La trapanazione consiste nella rimozione di un tassello del cranio a fini terapeutici, rituali o magici. Il primo esempio di trapanazione risale al Paleolitico superiore finale in Marocco; la pratica si diffuse poi ampiamente in epoca neolitica, perdurando in Europa sino al Medioevo. L’inumato di Grotta Patrizi fu sottoposto a due successivi interventi sulla parte superiore del cranio. L’apertura prodotta dal primo intervento mostra segni di rigenerazione dell’osso, ad indicare che l’individuo sopravvisse per alcuni mesi. Un ulteriore intervento produsse solchi lineari e paralleli che non cicatrizzarono; se ne deduce la morte del paziente durante o immediatamente dopo l’operazione. L’individuo è stato trovato adagiato sul fianco destro, in posizione leggermente flessa, con il corpo addossato alla parete rocciosa e delimitato da un muretto di pietre disposte a semicerchio.
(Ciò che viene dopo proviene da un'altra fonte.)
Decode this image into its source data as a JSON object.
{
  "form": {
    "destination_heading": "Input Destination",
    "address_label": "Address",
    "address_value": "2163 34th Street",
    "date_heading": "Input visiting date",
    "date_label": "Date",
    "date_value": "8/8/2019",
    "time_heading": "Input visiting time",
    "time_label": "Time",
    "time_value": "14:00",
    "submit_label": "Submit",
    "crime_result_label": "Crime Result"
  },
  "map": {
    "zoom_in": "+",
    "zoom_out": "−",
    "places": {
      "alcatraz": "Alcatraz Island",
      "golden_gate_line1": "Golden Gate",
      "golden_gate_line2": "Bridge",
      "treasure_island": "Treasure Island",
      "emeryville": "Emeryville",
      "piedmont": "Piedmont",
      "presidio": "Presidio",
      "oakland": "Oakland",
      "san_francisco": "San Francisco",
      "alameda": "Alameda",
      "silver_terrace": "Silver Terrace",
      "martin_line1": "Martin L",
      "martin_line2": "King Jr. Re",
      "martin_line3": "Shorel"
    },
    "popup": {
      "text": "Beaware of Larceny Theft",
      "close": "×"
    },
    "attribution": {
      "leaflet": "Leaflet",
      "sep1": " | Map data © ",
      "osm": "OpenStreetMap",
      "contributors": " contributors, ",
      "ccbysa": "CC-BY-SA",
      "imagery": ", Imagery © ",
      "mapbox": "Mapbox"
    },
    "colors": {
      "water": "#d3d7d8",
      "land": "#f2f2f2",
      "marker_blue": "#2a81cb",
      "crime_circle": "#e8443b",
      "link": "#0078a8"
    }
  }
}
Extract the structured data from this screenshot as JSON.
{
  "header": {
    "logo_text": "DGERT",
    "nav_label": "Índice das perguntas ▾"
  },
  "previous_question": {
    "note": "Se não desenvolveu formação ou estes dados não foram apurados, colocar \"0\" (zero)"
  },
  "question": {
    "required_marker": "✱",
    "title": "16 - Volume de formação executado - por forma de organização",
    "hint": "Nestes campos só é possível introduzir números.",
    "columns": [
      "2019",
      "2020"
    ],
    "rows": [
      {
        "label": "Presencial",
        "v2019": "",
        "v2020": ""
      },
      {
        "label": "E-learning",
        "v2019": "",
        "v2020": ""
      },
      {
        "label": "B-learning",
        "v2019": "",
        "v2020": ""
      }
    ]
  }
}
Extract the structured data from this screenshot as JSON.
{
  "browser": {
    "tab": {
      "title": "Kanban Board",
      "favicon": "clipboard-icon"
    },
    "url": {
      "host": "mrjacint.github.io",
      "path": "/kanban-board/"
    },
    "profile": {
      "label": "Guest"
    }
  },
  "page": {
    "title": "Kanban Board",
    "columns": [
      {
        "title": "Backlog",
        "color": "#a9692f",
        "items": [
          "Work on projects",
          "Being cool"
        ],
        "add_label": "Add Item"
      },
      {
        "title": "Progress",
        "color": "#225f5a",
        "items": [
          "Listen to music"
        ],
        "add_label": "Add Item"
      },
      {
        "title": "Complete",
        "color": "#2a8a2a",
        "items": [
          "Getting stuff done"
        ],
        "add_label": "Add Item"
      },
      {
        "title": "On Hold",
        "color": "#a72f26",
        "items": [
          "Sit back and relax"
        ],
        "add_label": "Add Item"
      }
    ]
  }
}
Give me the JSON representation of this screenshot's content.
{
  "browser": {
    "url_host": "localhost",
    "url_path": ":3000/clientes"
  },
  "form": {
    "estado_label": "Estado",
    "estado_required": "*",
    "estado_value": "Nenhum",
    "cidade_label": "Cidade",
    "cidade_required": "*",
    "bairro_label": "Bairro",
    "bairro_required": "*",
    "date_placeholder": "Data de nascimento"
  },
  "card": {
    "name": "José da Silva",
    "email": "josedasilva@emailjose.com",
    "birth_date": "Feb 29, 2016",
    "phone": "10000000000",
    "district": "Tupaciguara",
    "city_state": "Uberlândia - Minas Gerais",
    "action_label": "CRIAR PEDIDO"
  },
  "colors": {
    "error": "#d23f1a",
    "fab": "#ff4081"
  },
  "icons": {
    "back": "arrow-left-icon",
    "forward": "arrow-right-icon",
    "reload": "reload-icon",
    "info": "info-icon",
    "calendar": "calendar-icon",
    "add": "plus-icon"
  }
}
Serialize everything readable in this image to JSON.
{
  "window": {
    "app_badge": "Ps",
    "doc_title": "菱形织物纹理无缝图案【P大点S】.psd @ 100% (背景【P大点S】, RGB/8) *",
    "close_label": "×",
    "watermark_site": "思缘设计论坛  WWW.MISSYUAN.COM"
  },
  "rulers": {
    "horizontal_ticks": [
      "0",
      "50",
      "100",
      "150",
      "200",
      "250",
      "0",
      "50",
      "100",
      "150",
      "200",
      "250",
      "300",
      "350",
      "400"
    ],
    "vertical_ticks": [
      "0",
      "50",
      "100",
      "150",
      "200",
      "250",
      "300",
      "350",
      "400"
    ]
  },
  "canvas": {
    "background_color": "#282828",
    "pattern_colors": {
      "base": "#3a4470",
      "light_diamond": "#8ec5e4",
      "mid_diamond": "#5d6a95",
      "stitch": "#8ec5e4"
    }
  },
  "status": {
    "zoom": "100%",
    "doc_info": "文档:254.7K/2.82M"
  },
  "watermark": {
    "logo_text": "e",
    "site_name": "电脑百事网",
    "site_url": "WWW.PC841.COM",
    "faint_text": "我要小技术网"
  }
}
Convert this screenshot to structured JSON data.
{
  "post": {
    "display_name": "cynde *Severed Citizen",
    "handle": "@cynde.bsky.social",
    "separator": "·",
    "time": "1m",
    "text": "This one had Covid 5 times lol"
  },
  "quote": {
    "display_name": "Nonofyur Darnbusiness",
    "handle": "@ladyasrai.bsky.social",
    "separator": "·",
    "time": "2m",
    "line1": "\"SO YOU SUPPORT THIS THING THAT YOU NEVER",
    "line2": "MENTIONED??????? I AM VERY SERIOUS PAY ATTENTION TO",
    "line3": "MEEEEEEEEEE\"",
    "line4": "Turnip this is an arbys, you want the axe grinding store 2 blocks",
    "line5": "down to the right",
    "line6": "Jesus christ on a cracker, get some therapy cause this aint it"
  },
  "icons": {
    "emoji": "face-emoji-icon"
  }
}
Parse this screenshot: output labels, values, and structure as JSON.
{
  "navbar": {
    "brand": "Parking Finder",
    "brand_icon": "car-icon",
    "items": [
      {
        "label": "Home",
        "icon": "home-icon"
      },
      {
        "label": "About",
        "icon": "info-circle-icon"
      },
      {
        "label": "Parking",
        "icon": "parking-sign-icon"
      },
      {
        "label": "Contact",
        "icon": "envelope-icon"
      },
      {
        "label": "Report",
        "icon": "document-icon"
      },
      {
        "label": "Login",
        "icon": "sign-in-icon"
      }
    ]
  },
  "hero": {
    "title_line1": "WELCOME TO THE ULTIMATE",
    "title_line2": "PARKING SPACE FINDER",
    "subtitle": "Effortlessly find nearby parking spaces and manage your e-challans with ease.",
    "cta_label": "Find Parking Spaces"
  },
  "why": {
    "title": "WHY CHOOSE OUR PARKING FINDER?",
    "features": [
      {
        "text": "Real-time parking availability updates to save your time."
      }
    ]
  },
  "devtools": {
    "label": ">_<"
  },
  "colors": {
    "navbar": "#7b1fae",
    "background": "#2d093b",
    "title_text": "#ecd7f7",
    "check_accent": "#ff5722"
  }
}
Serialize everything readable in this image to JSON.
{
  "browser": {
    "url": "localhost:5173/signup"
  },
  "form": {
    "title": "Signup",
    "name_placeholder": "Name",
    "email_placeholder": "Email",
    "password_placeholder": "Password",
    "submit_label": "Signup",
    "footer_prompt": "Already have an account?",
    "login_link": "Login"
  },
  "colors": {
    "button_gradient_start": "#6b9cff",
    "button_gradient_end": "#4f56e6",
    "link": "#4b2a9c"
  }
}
La presenza di uno spillone d’osso all’altezza del torace fa ritenere che il defunto fosse ricoperto da una veste. Alcuni vasi erano deposti intorno al corpo ed una ciotola era collocata presso le mani. Sotto il cranio erano state poste alcune piccole pietre e tre ossa di lepre. Il letto della sepoltura ha anche restituito grumi di pigmento rosso (cinabro).

 

 

La più antica stratigrafia archeologica in un museo italiano

 

La colonna stratigrafica, prelevata durante gli scavi di Colle Petescia presso Cittaducale (Rieti), rappresenta una “fotografia” che permette, attraverso il riconoscimento degli strati geologici e sedimentari che la compongono, un viaggio a ritroso nel tempo che racconta le vicende del pianoro da oggi a 12.000 anni fa. 

 

Presentata al pubblico nel 1962, è il più antico esempio di esposizione in un museo italiano delle tecniche dello scavo archeologico stratigrafico, realizzato utilizzando una porzione reale dello scavo. I materiali rinvenuti negli strati documentano 4 momenti di occupazione umana del soprastante pianoro, intervallati da periodi in cui la località appare abbandonata. In epoca romana una probabile villa rustica, al tempo stesso residenza di campagna e azienda a conduzione familiare, assicurava lo sfruttamento agricolo del pianoro; le relazioni con i centri abitati limitrofi e con Roma erano garantite dalla vicinanza della via Salaria, importante asse viario che collega i due versanti dell’Appennino, e le cui origini risalgono appunto alla preistoria. Nella precedente Età del bronzo il pianoro era occupato da un villaggio di capanne di cui si conservano intonaci con impronte di parti lignee; le armi e gli utensili per le attività quotidiane erano prevalentemente in bronzo; gli animali venivano allevati anche per il latte e i suoi derivati, per la lana e come forza lavoro; i contenitori in ceramica erano realizzati a mano con una notevole varietà nelle forme e decorazioni. Gli agricoltori del Neolitico individuarono nel pianoro un luogo ottimale per costruirvi le capanne con accanto i campi da coltivare e le aree adibite al pascolo; utilizzavano recipienti in ceramica per conservare, cuocere e consumare cibi, lame e schegge di selce per realizzare armi e utensili; l’esistenza di una rete di scambi a lunga distanza è documentata da strumenti in ossidiana e accettine in pietra verde. I piccoli gruppi nomadi di cacciatori mesolitici furono i primi a frequentare questo territorio particolarmente ricco di acque, boschi e selvaggina; le attività di caccia sono testimoniate dai resti delle loro prede e dalle numerose pietre scheggiate utilizzate anche come punte di armi da getto.